A copy of "The Memoirs of Hecate County" that I'd found at The Strand a few years back recently resurfaced in my To Be Read pile, and I've been picking it up here and there. "The Man Who Shot Snapping Turtles" is pretty frequently anthologized, and I like Edmund Wilson, and I'd always heard that the book was something of a scandal in its day because of its sexual content, but I wasn't finding those bits. Now I have.

"Snapping Turtles" opens the book, which is a collection of six sort of connected stories, some longer than others. It is the only fiction of Wilson's that I'd read to this point, a nice piece of work about the nature of obsession, I suppose. Actually, that seems to be the theme of the work as a whole, but it suffers a little from the formlessness of its structure. "Ellen Terhune", the next story in the book is long, and kind of derivative-- it is sort of a ghost story, and reminded me of "The Turn of the Screw". I got bogged down there for a while-- Wilson always knew good writing, but he has a tendency here to be a little florid. "Glimpses of Wilbur Flick", the story following that, is Scott Fitgerald on an off day, but then we get to "The Princess With the Golden Hair", and there it is, a long, discursive ramble about a man in love with one woman and in a sexual relationship with another that is as frank about sex as can be. It rolls along, describing the narrators complicated feelings, and his elaborate views on the relationship between art and economics, and his straightforward sexual activities. It is the sex stuff that is the best written, actually-- it's quite blunt, in contrast to the rather over-heated prose that surrounds it, and it is easy to see why the audience in 1942 would have been shocked. A great deal of the rest of it is as florid as the title, but it is seriously intentioned, and carefully thought out. It also seems very personal to Wilson, and is a side of the tyrannical "Man in the iron necktie" that I hadn't imagined.

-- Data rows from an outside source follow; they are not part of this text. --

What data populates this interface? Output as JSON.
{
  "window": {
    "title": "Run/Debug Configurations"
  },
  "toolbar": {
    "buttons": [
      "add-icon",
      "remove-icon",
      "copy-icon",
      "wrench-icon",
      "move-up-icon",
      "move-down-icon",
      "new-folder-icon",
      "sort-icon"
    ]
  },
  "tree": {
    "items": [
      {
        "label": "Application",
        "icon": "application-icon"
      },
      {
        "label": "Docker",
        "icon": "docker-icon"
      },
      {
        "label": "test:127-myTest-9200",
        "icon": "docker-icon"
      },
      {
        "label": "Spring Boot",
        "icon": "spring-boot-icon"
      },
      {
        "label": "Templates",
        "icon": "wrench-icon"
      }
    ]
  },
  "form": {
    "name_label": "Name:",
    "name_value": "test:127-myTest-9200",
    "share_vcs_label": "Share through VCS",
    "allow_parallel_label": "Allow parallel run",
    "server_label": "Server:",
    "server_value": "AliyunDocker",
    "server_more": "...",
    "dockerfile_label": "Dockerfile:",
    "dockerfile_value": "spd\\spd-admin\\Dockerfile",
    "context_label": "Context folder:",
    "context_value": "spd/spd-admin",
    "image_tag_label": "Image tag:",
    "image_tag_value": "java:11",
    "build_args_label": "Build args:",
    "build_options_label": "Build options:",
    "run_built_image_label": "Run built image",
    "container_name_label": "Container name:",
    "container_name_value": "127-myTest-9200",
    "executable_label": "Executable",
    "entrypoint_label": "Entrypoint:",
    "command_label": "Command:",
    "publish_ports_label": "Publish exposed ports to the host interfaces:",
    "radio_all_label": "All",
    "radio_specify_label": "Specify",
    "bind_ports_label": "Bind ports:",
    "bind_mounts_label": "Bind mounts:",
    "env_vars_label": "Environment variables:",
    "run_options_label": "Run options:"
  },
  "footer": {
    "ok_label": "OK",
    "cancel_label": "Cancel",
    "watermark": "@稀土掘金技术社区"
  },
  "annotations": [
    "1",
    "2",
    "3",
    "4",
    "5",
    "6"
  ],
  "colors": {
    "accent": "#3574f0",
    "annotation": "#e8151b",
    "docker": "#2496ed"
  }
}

I have always imagined that Wilson was disappointed that he was unable to establish a name for himself as a fiction writer: that's the gold standard, after all, and who would know it better? "Hecate County" is both better and worse than I would have expected; I see that it is back in print, and that is a good thing, even though it is hard to imagine that it is a book that will ever have much of a following.